Posted on:2008-05-05Degree:Ph.DType:Dissertation
University:City University of New YorkCandidate:Shuler, John (Jack)Full Text:PDF
GTID:1446390005455513Subject:American Studies
Abstract/Summary:
On September 9, 1739, a group of slaves armed themselves by breaking into a storehouse near the Stono River south of Charles Town, South Carolina. They burned houses, killed colonists, recruited other slaves to join them, and marched toward Spanish Florida where they expected to find freedom. One report of the incident claims the rebels were overheard shouting, "Liberty!" By mid-afternoon the rebellion had been crushed and many rebels executed. Shortly thereafter, South Carolina enacted a comprehensive legal code that placed strict controls over the ability of slaves to communicate with one another. The Stono Rebellion and its aftermath serve as a touchstone for this exploration of human rights discourse in early American literature. Building upon the many historical analyses of this rebellion, I suggest a relationship between the rebels shouts of "Liberty!" and the discourse of natural or human rights in the literary acts of African Americans.
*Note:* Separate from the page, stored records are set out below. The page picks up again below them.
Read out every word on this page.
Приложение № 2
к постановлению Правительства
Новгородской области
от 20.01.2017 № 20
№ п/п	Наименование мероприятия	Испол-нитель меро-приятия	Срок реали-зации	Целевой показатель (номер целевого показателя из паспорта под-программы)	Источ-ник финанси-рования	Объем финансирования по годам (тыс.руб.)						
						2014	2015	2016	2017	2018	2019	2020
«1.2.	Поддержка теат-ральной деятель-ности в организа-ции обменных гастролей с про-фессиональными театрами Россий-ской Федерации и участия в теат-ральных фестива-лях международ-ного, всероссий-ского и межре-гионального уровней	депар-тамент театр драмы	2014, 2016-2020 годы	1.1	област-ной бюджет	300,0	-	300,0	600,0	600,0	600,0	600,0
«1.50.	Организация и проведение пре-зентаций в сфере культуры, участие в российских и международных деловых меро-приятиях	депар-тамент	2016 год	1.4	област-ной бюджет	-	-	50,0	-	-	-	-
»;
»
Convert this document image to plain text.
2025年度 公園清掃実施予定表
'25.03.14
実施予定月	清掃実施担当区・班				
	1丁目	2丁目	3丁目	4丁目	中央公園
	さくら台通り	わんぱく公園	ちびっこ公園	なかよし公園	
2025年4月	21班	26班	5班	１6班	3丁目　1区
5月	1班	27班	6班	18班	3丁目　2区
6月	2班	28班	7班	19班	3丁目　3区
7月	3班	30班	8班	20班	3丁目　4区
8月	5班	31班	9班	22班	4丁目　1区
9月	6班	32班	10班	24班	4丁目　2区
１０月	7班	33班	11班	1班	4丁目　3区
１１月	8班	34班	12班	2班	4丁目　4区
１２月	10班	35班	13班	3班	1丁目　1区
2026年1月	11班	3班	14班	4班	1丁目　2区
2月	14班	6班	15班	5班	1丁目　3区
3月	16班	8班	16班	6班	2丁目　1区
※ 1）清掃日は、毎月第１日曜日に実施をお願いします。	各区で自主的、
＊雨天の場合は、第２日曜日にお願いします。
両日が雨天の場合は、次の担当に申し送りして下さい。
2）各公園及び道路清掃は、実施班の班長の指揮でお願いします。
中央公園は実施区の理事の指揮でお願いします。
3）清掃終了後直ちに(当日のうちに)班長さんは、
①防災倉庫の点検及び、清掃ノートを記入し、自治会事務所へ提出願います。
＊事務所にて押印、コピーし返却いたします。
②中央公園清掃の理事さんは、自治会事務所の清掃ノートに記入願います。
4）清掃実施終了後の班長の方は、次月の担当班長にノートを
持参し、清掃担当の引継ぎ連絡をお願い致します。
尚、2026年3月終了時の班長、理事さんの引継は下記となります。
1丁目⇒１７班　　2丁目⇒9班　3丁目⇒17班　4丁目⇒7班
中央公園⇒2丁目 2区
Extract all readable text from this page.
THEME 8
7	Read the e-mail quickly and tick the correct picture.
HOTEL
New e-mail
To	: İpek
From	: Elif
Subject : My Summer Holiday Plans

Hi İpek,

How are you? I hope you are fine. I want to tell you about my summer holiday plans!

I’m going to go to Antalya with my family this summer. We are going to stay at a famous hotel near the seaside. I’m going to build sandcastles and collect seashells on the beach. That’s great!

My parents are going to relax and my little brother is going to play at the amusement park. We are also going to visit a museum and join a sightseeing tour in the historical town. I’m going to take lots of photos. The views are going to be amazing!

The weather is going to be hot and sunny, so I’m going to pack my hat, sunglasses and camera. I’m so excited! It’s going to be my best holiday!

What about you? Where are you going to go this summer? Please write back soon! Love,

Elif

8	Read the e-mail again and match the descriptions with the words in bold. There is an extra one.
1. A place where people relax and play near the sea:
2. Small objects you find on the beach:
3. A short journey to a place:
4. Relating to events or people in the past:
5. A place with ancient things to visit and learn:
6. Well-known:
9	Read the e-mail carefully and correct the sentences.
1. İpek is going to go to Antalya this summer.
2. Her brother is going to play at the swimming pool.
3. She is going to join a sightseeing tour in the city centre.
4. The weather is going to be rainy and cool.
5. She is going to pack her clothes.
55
More often than not, human rights scholars and policy makers cite figures of the European Enlightenment as default sources for contemporary human rights. Certainly the Enlightenment fostered a human rights agenda, but its shortcomings---the abuse of the rights of women, children, and indigenous peoples, as well as the Atlantic slave trade---sullied this agenda. Therefore, this project suggests ways of altering and enriching our understanding of the origins of contemporary human rights discourse. John Locke's philosophy of natural rights and his ambiguous political and economic ties to the colony of South Carolina, serve as a starting point for an analysis of manifestations of eighteenth century human rights discourse in the work of Benjamin Lay, Thomas Jefferson, Thomas Paine, and others. I offer a close reading of the rebellion and its legal repercussions followed by an examination of representations of human rights discourse in early African American prose (Olaudah Equiano, Prince Hall, Omar ibn Said) and fiction (Frederick Douglass and Martin Delany). Finally, I assess the intertextual challenge to this discourse offered by the Charleston School and the competing plantation traditions of Thomas Nelson Page and Edmund Quincy.